In London's Trafalgar Square, a Chinese New Year event on Feb 11 reached its climax when the North China-style lion dance, performed by acrobats from Sichuan province, jumped up and down on a tiered platform of poles.

Although the lion dance is a set piece at the annual Trafalgar Square Chinese New Year carnival, the more playful and gymnastic North China-style is not seen often here, according to event organizer London Chinatown Chinese Association.

Another spectacle — Tongliang dragon dance — also unfolded at the end of the Trafalgar Square gala. An 18-meter golden dragon from Tongliang, a district of Chongqing municipality, moved in a sinuous, undulating manner for the first time in the UK.

"It's just a sea of culture. It's really exciting to see," said Isabella, a British teacher. "So, I am wearing as much as red as possible to bring myself as much luck as possible."

The Chinese delegations expressed pride in having the opportunities to promote Chinese culture overseas and contribute to deepening communications between East and West.

"Being able to perform in London is a testament to not just the charm of Chinese traditional culture, but also the enduring power of cultural exchanges," said Wu Chen, chief of the intangible cultural heritage section of the Guangdong Provincial Department of Culture and Tourism, who led the Yingge dance team.

Outside the UK, the Cultures of China, Festival of Spring art troupe, comprising renowned Chinese artists, has been touring Europe.

In Spain's capital Madrid, the Choir of the Shenzhen Dance and Opera Theater immersed audiences in Chinese folk songs, such as Jasmine Flower and Hymn of Eight Horses, on Feb 3 at the National Music Auditorium, Xinhua News Agency reported.

"I love music, so I love listening to sounds from other cultures, which are very different from ours. They are very melodious sounds," attendee Marta Gonzalez told Xinhua after the concert.

In New York, overseas Chinese and local Americans participated in Chinese New Year celebrations in their own ways, integrating themselves in traditional Chinese festive customs and sharing the joy of family reunions.

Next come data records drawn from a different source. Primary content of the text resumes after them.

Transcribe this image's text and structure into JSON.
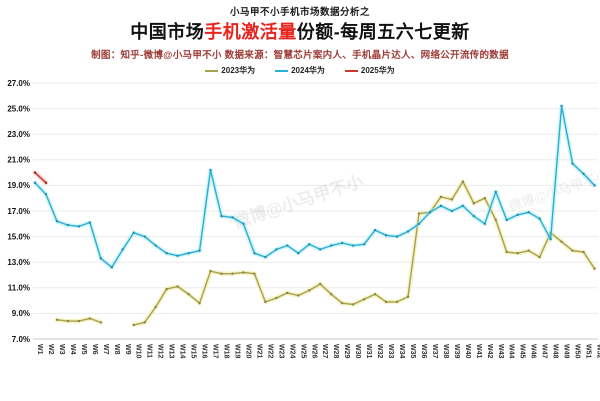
{
  "header": {
    "kicker": "小马甲不小手机市场数据分析之",
    "title_prefix": "中国市场",
    "title_highlight": "手机激活量",
    "title_suffix": "份额-每周五六七更新",
    "subtitle": "制图：知乎-微博@小马甲不小  数据来源：智慧芯片案内人、手机晶片达人、网络公开流传的数据"
  },
  "watermark": {
    "text": "微博@小马甲不小",
    "color": "#000000",
    "opacity_main": 0.07,
    "opacity_side": 0.05
  },
  "colors": {
    "title_highlight": "#e8241f",
    "subtitle": "#9c3b37",
    "gridline": "#ebebeb",
    "axis_line": "#c9c9c9",
    "tick_text": "#333333"
  },
  "chart_data": {
    "type": "line",
    "x": [
      "W1",
      "W2",
      "W3",
      "W4",
      "W5",
      "W6",
      "W7",
      "W8",
      "W9",
      "W10",
      "W11",
      "W12",
      "W13",
      "W14",
      "W15",
      "W16",
      "W17",
      "W18",
      "W19",
      "W20",
      "W21",
      "W22",
      "W23",
      "W24",
      "W25",
      "W26",
      "W27",
      "W28",
      "W29",
      "W30",
      "W31",
      "W32",
      "W33",
      "W34",
      "W35",
      "W36",
      "W37",
      "W38",
      "W39",
      "W40",
      "W41",
      "W42",
      "W43",
      "W44",
      "W45",
      "W46",
      "W47",
      "W48",
      "W49",
      "W50",
      "W51",
      "W52"
    ],
    "ylim": [
      7,
      27
    ],
    "ytick_labels": [
      "27.0%",
      "25.0%",
      "23.0%",
      "21.0%",
      "19.0%",
      "17.0%",
      "15.0%",
      "13.0%",
      "11.0%",
      "9.0%",
      "7.0%"
    ],
    "ytick_values": [
      27,
      25,
      23,
      21,
      19,
      17,
      15,
      13,
      11,
      9,
      7
    ],
    "grid": true,
    "legend_position": "top",
    "series": [
      {
        "name": "2023华为",
        "color": "#a8a04f",
        "halo": "#eae48a",
        "marker": "#8a8440",
        "values": [
          null,
          null,
          8.5,
          8.4,
          8.4,
          8.6,
          8.3,
          null,
          null,
          8.1,
          8.3,
          9.5,
          10.9,
          11.1,
          10.5,
          9.8,
          12.3,
          12.1,
          12.1,
          12.2,
          12.1,
          9.9,
          10.2,
          10.6,
          10.4,
          10.8,
          11.3,
          10.5,
          9.8,
          9.7,
          10.1,
          10.5,
          9.9,
          9.9,
          10.3,
          16.8,
          16.9,
          18.1,
          17.9,
          19.3,
          17.6,
          18.0,
          16.3,
          13.8,
          13.7,
          13.9,
          13.4,
          15.3,
          14.6,
          13.9,
          13.8,
          12.5
        ]
      },
      {
        "name": "2024华为",
        "color": "#2aaed3",
        "halo": "#9fe8f2",
        "marker": "#1b8fae",
        "values": [
          19.2,
          18.3,
          16.2,
          15.9,
          15.8,
          16.1,
          13.3,
          12.6,
          14.0,
          15.3,
          15.0,
          14.3,
          13.7,
          13.5,
          13.7,
          13.9,
          20.2,
          16.6,
          16.5,
          16.0,
          13.7,
          13.4,
          14.0,
          14.3,
          13.7,
          14.4,
          14.0,
          14.3,
          14.5,
          14.3,
          14.4,
          15.5,
          15.1,
          15.0,
          15.4,
          16.0,
          16.9,
          17.4,
          17.0,
          17.4,
          16.6,
          16.0,
          18.5,
          16.3,
          16.7,
          16.9,
          16.4,
          14.8,
          25.2,
          20.7,
          19.9,
          19.0
        ]
      },
      {
        "name": "2025华为",
        "color": "#c43a2f",
        "halo": "#e89a90",
        "marker": "#a02a20",
        "values": [
          20.0,
          19.2,
          null,
          null,
          null,
          null,
          null,
          null,
          null,
          null,
          null,
          null,
          null,
          null,
          null,
          null,
          null,
          null,
          null,
          null,
          null,
          null,
          null,
          null,
          null,
          null,
          null,
          null,
          null,
          null,
          null,
          null,
          null,
          null,
          null,
          null,
          null,
          null,
          null,
          null,
          null,
          null,
          null,
          null,
          null,
          null,
          null,
          null,
          null,
          null,
          null,
          null
        ]
      }
    ]
  }
}
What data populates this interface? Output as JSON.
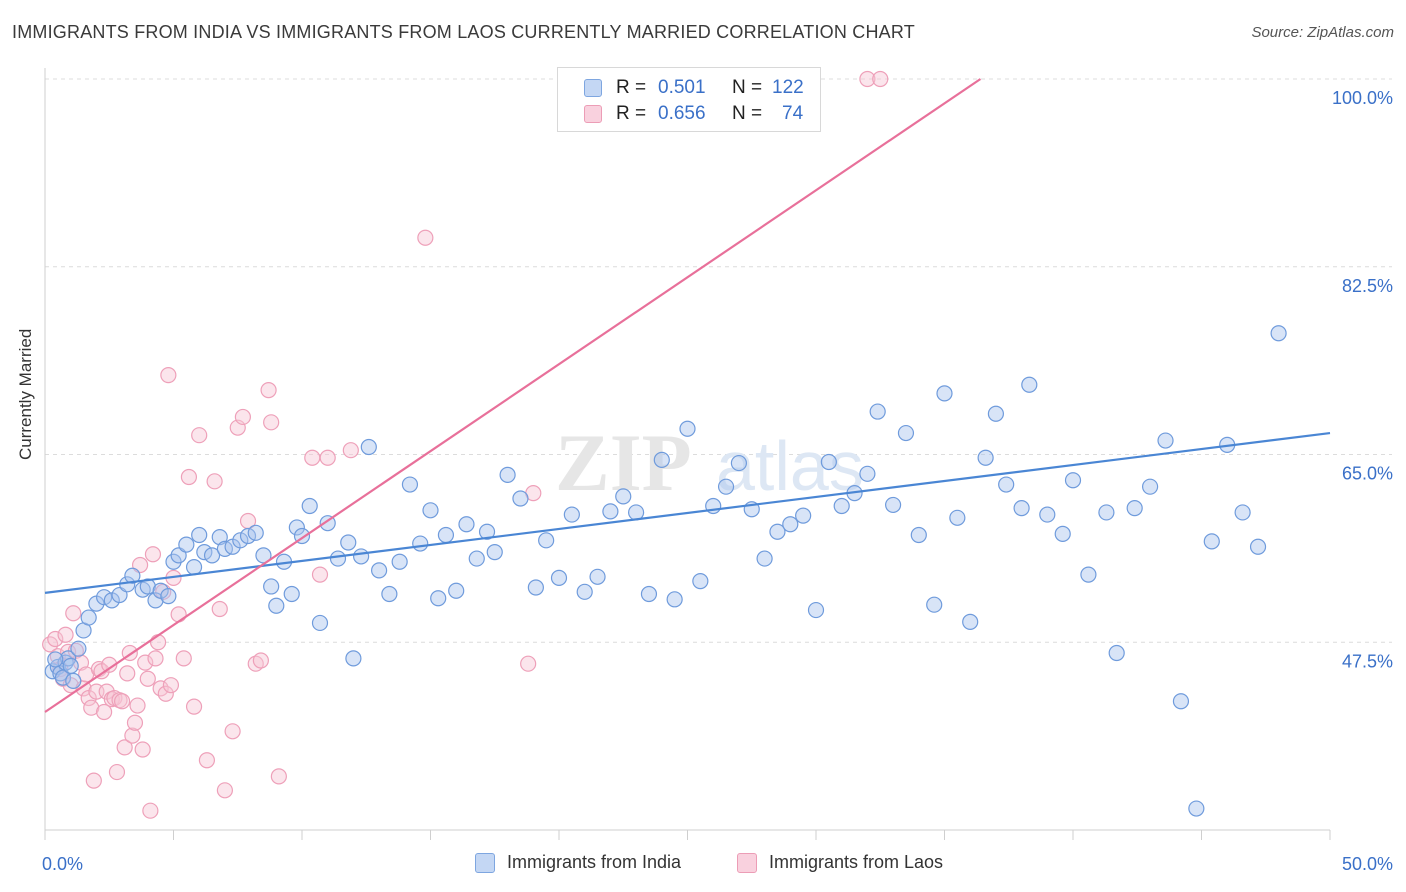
{
  "title": "IMMIGRANTS FROM INDIA VS IMMIGRANTS FROM LAOS CURRENTLY MARRIED CORRELATION CHART",
  "source": "Source: ZipAtlas.com",
  "watermark": {
    "zip": "ZIP",
    "atlas": "atlas"
  },
  "legend_top": {
    "rows": [
      {
        "r_label": "R =",
        "r_value": "0.501",
        "n_label": "N =",
        "n_value": "122",
        "color": "#a9c4ee"
      },
      {
        "r_label": "R =",
        "r_value": "0.656",
        "n_label": "N =",
        "n_value": "74",
        "color": "#f5b6c9"
      }
    ]
  },
  "legend_bottom": [
    {
      "label": "Immigrants from India",
      "color": "#a9c4ee",
      "stroke": "#5b8fd8"
    },
    {
      "label": "Immigrants from Laos",
      "color": "#f7c5d4",
      "stroke": "#e0789b"
    }
  ],
  "chart_data": {
    "type": "scatter",
    "title": "IMMIGRANTS FROM INDIA VS IMMIGRANTS FROM LAOS CURRENTLY MARRIED CORRELATION CHART",
    "xlabel": "",
    "ylabel": "Currently Married",
    "xlim": [
      0,
      50
    ],
    "ylim": [
      30,
      100
    ],
    "x_tick_labels": [
      "0.0%",
      "50.0%"
    ],
    "y_ticks": [
      47.5,
      65.0,
      82.5,
      100.0
    ],
    "y_tick_labels": [
      "47.5%",
      "65.0%",
      "82.5%",
      "100.0%"
    ],
    "grid": true,
    "legend_position": "top-center",
    "colors": {
      "india": "#4a86d4",
      "laos": "#e8709a",
      "india_fill": "#a9c4ee",
      "laos_fill": "#f7c5d4",
      "tick_text": "#3a70c8"
    },
    "series": [
      {
        "name": "Immigrants from India",
        "trend": {
          "x": [
            0,
            50
          ],
          "y": [
            52.1,
            67.0
          ]
        },
        "points": [
          [
            0.3,
            44.8
          ],
          [
            0.5,
            45.2
          ],
          [
            0.6,
            44.6
          ],
          [
            0.8,
            45.6
          ],
          [
            0.7,
            44.2
          ],
          [
            0.9,
            46.0
          ],
          [
            1.0,
            45.3
          ],
          [
            0.4,
            45.9
          ],
          [
            1.1,
            43.9
          ],
          [
            1.3,
            46.9
          ],
          [
            1.5,
            48.6
          ],
          [
            1.7,
            49.8
          ],
          [
            2.0,
            51.1
          ],
          [
            2.3,
            51.7
          ],
          [
            2.6,
            51.4
          ],
          [
            2.9,
            51.9
          ],
          [
            3.2,
            52.9
          ],
          [
            3.4,
            53.7
          ],
          [
            3.8,
            52.4
          ],
          [
            4.0,
            52.7
          ],
          [
            4.3,
            51.4
          ],
          [
            4.5,
            52.3
          ],
          [
            4.8,
            51.8
          ],
          [
            5.0,
            55.0
          ],
          [
            5.2,
            55.6
          ],
          [
            5.5,
            56.6
          ],
          [
            5.8,
            54.5
          ],
          [
            6.0,
            57.5
          ],
          [
            6.2,
            55.9
          ],
          [
            6.5,
            55.6
          ],
          [
            6.8,
            57.3
          ],
          [
            7.0,
            56.2
          ],
          [
            7.3,
            56.4
          ],
          [
            7.6,
            57.0
          ],
          [
            7.9,
            57.4
          ],
          [
            8.2,
            57.7
          ],
          [
            8.5,
            55.6
          ],
          [
            8.8,
            52.7
          ],
          [
            9.0,
            50.9
          ],
          [
            9.3,
            55.0
          ],
          [
            9.6,
            52.0
          ],
          [
            9.8,
            58.2
          ],
          [
            10.0,
            57.4
          ],
          [
            10.3,
            60.2
          ],
          [
            10.7,
            49.3
          ],
          [
            11.0,
            58.6
          ],
          [
            11.4,
            55.3
          ],
          [
            11.8,
            56.8
          ],
          [
            12.0,
            46.0
          ],
          [
            12.3,
            55.5
          ],
          [
            12.6,
            65.7
          ],
          [
            13.0,
            54.2
          ],
          [
            13.4,
            52.0
          ],
          [
            13.8,
            55.0
          ],
          [
            14.2,
            62.2
          ],
          [
            14.6,
            56.7
          ],
          [
            15.0,
            59.8
          ],
          [
            15.3,
            51.6
          ],
          [
            15.6,
            57.5
          ],
          [
            16.0,
            52.3
          ],
          [
            16.4,
            58.5
          ],
          [
            16.8,
            55.3
          ],
          [
            17.2,
            57.8
          ],
          [
            17.5,
            55.9
          ],
          [
            18.0,
            63.1
          ],
          [
            18.5,
            60.9
          ],
          [
            19.1,
            52.6
          ],
          [
            19.5,
            57.0
          ],
          [
            20.0,
            53.5
          ],
          [
            20.5,
            59.4
          ],
          [
            21.0,
            52.2
          ],
          [
            21.5,
            53.6
          ],
          [
            22.0,
            59.7
          ],
          [
            22.5,
            61.1
          ],
          [
            23.0,
            59.6
          ],
          [
            23.5,
            52.0
          ],
          [
            24.0,
            64.5
          ],
          [
            24.5,
            51.5
          ],
          [
            25.0,
            67.4
          ],
          [
            25.5,
            53.2
          ],
          [
            26.0,
            60.2
          ],
          [
            26.5,
            62.0
          ],
          [
            27.0,
            64.2
          ],
          [
            27.5,
            59.9
          ],
          [
            28.0,
            55.3
          ],
          [
            28.5,
            57.8
          ],
          [
            29.0,
            58.5
          ],
          [
            29.5,
            59.3
          ],
          [
            30.0,
            50.5
          ],
          [
            30.5,
            64.3
          ],
          [
            31.0,
            60.2
          ],
          [
            31.5,
            61.4
          ],
          [
            32.0,
            63.2
          ],
          [
            32.4,
            69.0
          ],
          [
            33.0,
            60.3
          ],
          [
            33.5,
            67.0
          ],
          [
            34.0,
            57.5
          ],
          [
            34.6,
            51.0
          ],
          [
            35.0,
            70.7
          ],
          [
            35.5,
            59.1
          ],
          [
            36.0,
            49.4
          ],
          [
            36.6,
            64.7
          ],
          [
            37.0,
            68.8
          ],
          [
            37.4,
            62.2
          ],
          [
            38.0,
            60.0
          ],
          [
            38.3,
            71.5
          ],
          [
            39.0,
            59.4
          ],
          [
            39.6,
            57.6
          ],
          [
            40.0,
            62.6
          ],
          [
            40.6,
            53.8
          ],
          [
            41.3,
            59.6
          ],
          [
            41.7,
            46.5
          ],
          [
            42.4,
            60.0
          ],
          [
            43.0,
            62.0
          ],
          [
            43.6,
            66.3
          ],
          [
            44.2,
            42.0
          ],
          [
            44.8,
            32.0
          ],
          [
            45.4,
            56.9
          ],
          [
            46.0,
            65.9
          ],
          [
            46.6,
            59.6
          ],
          [
            47.2,
            56.4
          ],
          [
            48.0,
            76.3
          ]
        ]
      },
      {
        "name": "Immigrants from Laos",
        "trend": {
          "x": [
            0,
            36.4
          ],
          "y": [
            41.0,
            100.0
          ]
        },
        "points": [
          [
            0.2,
            47.3
          ],
          [
            0.4,
            47.8
          ],
          [
            0.5,
            46.2
          ],
          [
            0.6,
            45.0
          ],
          [
            0.7,
            44.1
          ],
          [
            0.8,
            48.2
          ],
          [
            0.9,
            46.6
          ],
          [
            1.0,
            43.5
          ],
          [
            1.1,
            50.2
          ],
          [
            1.2,
            46.7
          ],
          [
            1.4,
            45.6
          ],
          [
            1.5,
            43.2
          ],
          [
            1.6,
            44.5
          ],
          [
            1.7,
            42.3
          ],
          [
            1.8,
            41.4
          ],
          [
            1.9,
            34.6
          ],
          [
            2.0,
            42.9
          ],
          [
            2.1,
            45.0
          ],
          [
            2.2,
            44.8
          ],
          [
            2.3,
            41.0
          ],
          [
            2.4,
            42.9
          ],
          [
            2.5,
            45.4
          ],
          [
            2.6,
            42.2
          ],
          [
            2.7,
            42.3
          ],
          [
            2.8,
            35.4
          ],
          [
            2.9,
            42.1
          ],
          [
            3.0,
            42.0
          ],
          [
            3.1,
            37.7
          ],
          [
            3.2,
            44.6
          ],
          [
            3.3,
            46.5
          ],
          [
            3.4,
            38.8
          ],
          [
            3.5,
            40.0
          ],
          [
            3.6,
            41.6
          ],
          [
            3.7,
            54.7
          ],
          [
            3.8,
            37.5
          ],
          [
            3.9,
            45.6
          ],
          [
            4.0,
            44.1
          ],
          [
            4.1,
            31.8
          ],
          [
            4.2,
            55.7
          ],
          [
            4.3,
            46.0
          ],
          [
            4.4,
            47.5
          ],
          [
            4.5,
            43.2
          ],
          [
            4.6,
            52.2
          ],
          [
            4.7,
            42.7
          ],
          [
            4.8,
            72.4
          ],
          [
            4.9,
            43.5
          ],
          [
            5.0,
            53.5
          ],
          [
            5.2,
            50.1
          ],
          [
            5.4,
            46.0
          ],
          [
            5.6,
            62.9
          ],
          [
            5.8,
            41.5
          ],
          [
            6.0,
            66.8
          ],
          [
            6.3,
            36.5
          ],
          [
            6.6,
            62.5
          ],
          [
            6.8,
            50.6
          ],
          [
            7.0,
            33.7
          ],
          [
            7.3,
            39.2
          ],
          [
            7.5,
            67.5
          ],
          [
            7.7,
            68.5
          ],
          [
            7.9,
            58.8
          ],
          [
            8.2,
            45.5
          ],
          [
            8.4,
            45.8
          ],
          [
            8.7,
            71.0
          ],
          [
            8.8,
            68.0
          ],
          [
            9.1,
            35.0
          ],
          [
            10.4,
            64.7
          ],
          [
            10.7,
            53.8
          ],
          [
            11.0,
            64.7
          ],
          [
            11.9,
            65.4
          ],
          [
            14.8,
            85.2
          ],
          [
            18.8,
            45.5
          ],
          [
            19.0,
            61.4
          ],
          [
            32.0,
            100.0
          ],
          [
            32.5,
            100.0
          ]
        ]
      }
    ]
  }
}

The US-China Music Institute of the Bard College Conservatory of Music, in collaboration with the Central Conservatory of Music, China, presented the fifth annual Chinese New Year Concert, "The Sound of Spring" with The Orchestra Now, offering authentic Chinese contemporary symphonic music with traditional instruments.

"The spring festival is a platform to present Chinese music," conductor Cai Jindong told China Daily.

Cai said that he can see an increasing number of people interested in Chinese music and Chinese culture, not limited to "ancient" traditional Chinese music pieces like Spring Festival Overture, but also listening to Chinese contemporary music, feeling what Chinese music is like today and understanding the culture better.

Ji Tianyuan introduced the art of Chinese puppetry to US audiences at events celebrating Chinese New Year. The traditional performances, exclusive to occasions such as the Spring Festival and temple fairs, have found their way to the streets and museums of New York.

"I noticed a crowd of spectators, and they really appreciated the craftsmanship of the puppets, their costumes and their movements. During my performances, I also wore traditional clothes, like qipao or horse-face skirt," she said. "Children particularly adore characters such as Monkey King or Ji Gong. They find them quite amusing," she added.